Make Creativity a Hobby, Not a Need.
Creativity often involves doing something different, or doing the same thing differently.
Too often, creatives switch on their creative side only when there's a brief to answer or a problem to solve. But what if creativity wasn't something you only accessed at work? What if it showed up in the small, everyday things, like how you arrange your desktop icons or how you name your folders?
The more you make creativity a habit, the easier it becomes to access when you need it most 🍪.
Creativity is not a switch. It's more like a rhythm you stay in. And when you only engage it under pressure, you miss out on everything that happens in between.
Some of the best ideas don't come from briefs. They come from idle moments, random observations, half-thoughts, and experiments that serve no purpose other than curiosity.
The problem is that we often train ourselves to believe creativity must always be useful. That it only counts when it solves something. Over time, that mindset quietly limits how freely we explore.

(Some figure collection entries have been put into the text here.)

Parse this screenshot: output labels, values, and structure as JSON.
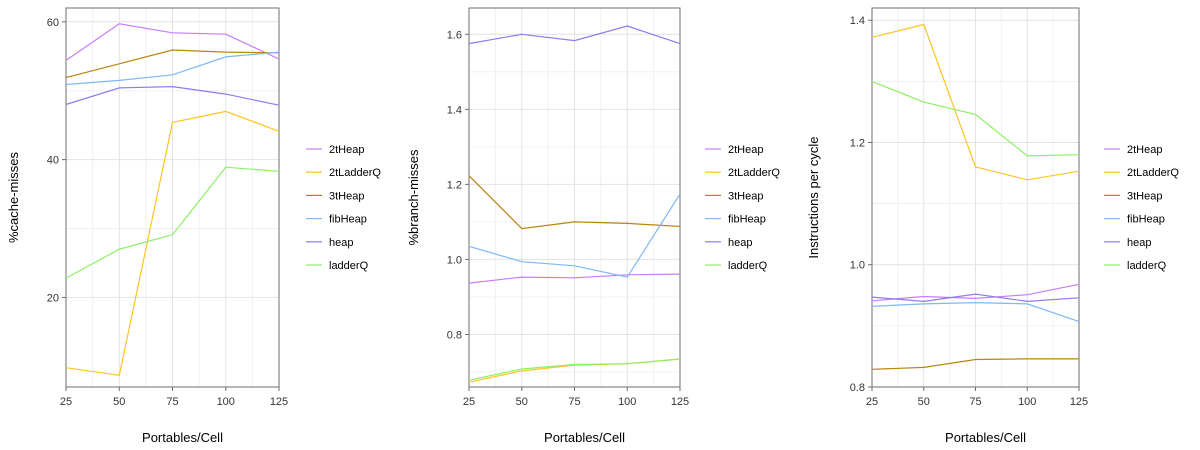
{
  "colors": {
    "2tHeap": "#c77cff",
    "2tLadderQ": "#ffc425",
    "3tHeap": "#b8860b",
    "fibHeap": "#7fb8f5",
    "heap": "#8c7cf0",
    "ladderQ": "#8cf064"
  },
  "chart_data": [
    {
      "type": "line",
      "xlabel": "Portables/Cell",
      "ylabel": "%cache-misses",
      "x": [
        25,
        50,
        75,
        100,
        125
      ],
      "xticks": [
        25,
        50,
        75,
        100,
        125
      ],
      "xlim": [
        25,
        125
      ],
      "ylim": [
        7,
        62
      ],
      "yticks": [
        20,
        40,
        60
      ],
      "ytick_labels": [
        "20",
        "40",
        "60"
      ],
      "yminor": [
        30,
        50
      ],
      "series": [
        {
          "name": "2tHeap",
          "values": [
            54.4,
            59.7,
            58.4,
            58.2,
            54.6
          ]
        },
        {
          "name": "2tLadderQ",
          "values": [
            9.8,
            8.7,
            45.4,
            47.0,
            44.1
          ]
        },
        {
          "name": "3tHeap",
          "values": [
            51.9,
            53.9,
            55.9,
            55.6,
            55.5
          ]
        },
        {
          "name": "fibHeap",
          "values": [
            50.9,
            51.5,
            52.3,
            54.9,
            55.6
          ]
        },
        {
          "name": "heap",
          "values": [
            48.0,
            50.4,
            50.6,
            49.5,
            47.9
          ]
        },
        {
          "name": "ladderQ",
          "values": [
            22.8,
            27.0,
            29.1,
            38.9,
            38.3
          ]
        }
      ],
      "legend": [
        "2tHeap",
        "2tLadderQ",
        "3tHeap",
        "fibHeap",
        "heap",
        "ladderQ"
      ],
      "legend_position": "right",
      "grid": true
    },
    {
      "type": "line",
      "xlabel": "Portables/Cell",
      "ylabel": "%branch-misses",
      "x": [
        25,
        50,
        75,
        100,
        125
      ],
      "xticks": [
        25,
        50,
        75,
        100,
        125
      ],
      "xlim": [
        25,
        125
      ],
      "ylim": [
        0.66,
        1.67
      ],
      "yticks": [
        0.8,
        1.0,
        1.2,
        1.4,
        1.6
      ],
      "ytick_labels": [
        "0.8",
        "1.0",
        "1.2",
        "1.4",
        "1.6"
      ],
      "yminor": [
        0.7,
        0.9,
        1.1,
        1.3,
        1.5
      ],
      "series": [
        {
          "name": "2tHeap",
          "values": [
            0.937,
            0.953,
            0.951,
            0.959,
            0.961
          ]
        },
        {
          "name": "2tLadderQ",
          "values": [
            0.673,
            0.703,
            0.718,
            0.722,
            0.735
          ]
        },
        {
          "name": "3tHeap",
          "values": [
            1.223,
            1.082,
            1.1,
            1.096,
            1.088
          ]
        },
        {
          "name": "fibHeap",
          "values": [
            1.035,
            0.994,
            0.983,
            0.953,
            1.174
          ]
        },
        {
          "name": "heap",
          "values": [
            1.575,
            1.6,
            1.583,
            1.622,
            1.575
          ]
        },
        {
          "name": "ladderQ",
          "values": [
            0.678,
            0.708,
            0.72,
            0.722,
            0.734
          ]
        }
      ],
      "legend": [
        "2tHeap",
        "2tLadderQ",
        "3tHeap",
        "fibHeap",
        "heap",
        "ladderQ"
      ],
      "legend_position": "right",
      "grid": true
    },
    {
      "type": "line",
      "xlabel": "Portables/Cell",
      "ylabel": "Instructions per cycle",
      "x": [
        25,
        50,
        75,
        100,
        125
      ],
      "xticks": [
        25,
        50,
        75,
        100,
        125
      ],
      "xlim": [
        25,
        125
      ],
      "ylim": [
        0.8,
        1.42
      ],
      "yticks": [
        0.8,
        1.0,
        1.2,
        1.4
      ],
      "ytick_labels": [
        "0.8",
        "1.0",
        "1.2",
        "1.4"
      ],
      "yminor": [
        0.9,
        1.1,
        1.3
      ],
      "series": [
        {
          "name": "2tHeap",
          "values": [
            0.941,
            0.948,
            0.945,
            0.951,
            0.968
          ]
        },
        {
          "name": "2tLadderQ",
          "values": [
            1.372,
            1.393,
            1.16,
            1.139,
            1.153
          ]
        },
        {
          "name": "3tHeap",
          "values": [
            0.829,
            0.832,
            0.845,
            0.846,
            0.846
          ]
        },
        {
          "name": "fibHeap",
          "values": [
            0.932,
            0.936,
            0.938,
            0.936,
            0.907
          ]
        },
        {
          "name": "heap",
          "values": [
            0.947,
            0.94,
            0.952,
            0.94,
            0.946
          ]
        },
        {
          "name": "ladderQ",
          "values": [
            1.3,
            1.266,
            1.246,
            1.178,
            1.18
          ]
        }
      ],
      "legend": [
        "2tHeap",
        "2tLadderQ",
        "3tHeap",
        "fibHeap",
        "heap",
        "ladderQ"
      ],
      "legend_position": "right",
      "grid": true
    }
  ]
}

But creativity doesn't always need a reason.
In fact, some of the most valuable creative habits are completely unnecessary. Rearranging a bookshelf. Renaming files. Finding a more interesting way to present information that nobody asked you to improve.
None of these things will win awards. They may never make you money. But they train you to notice possibilities where others see routines.
And that is often where creativity begins.
Not in the brief, but in the habit of looking at ordinary things and wondering if there's another way.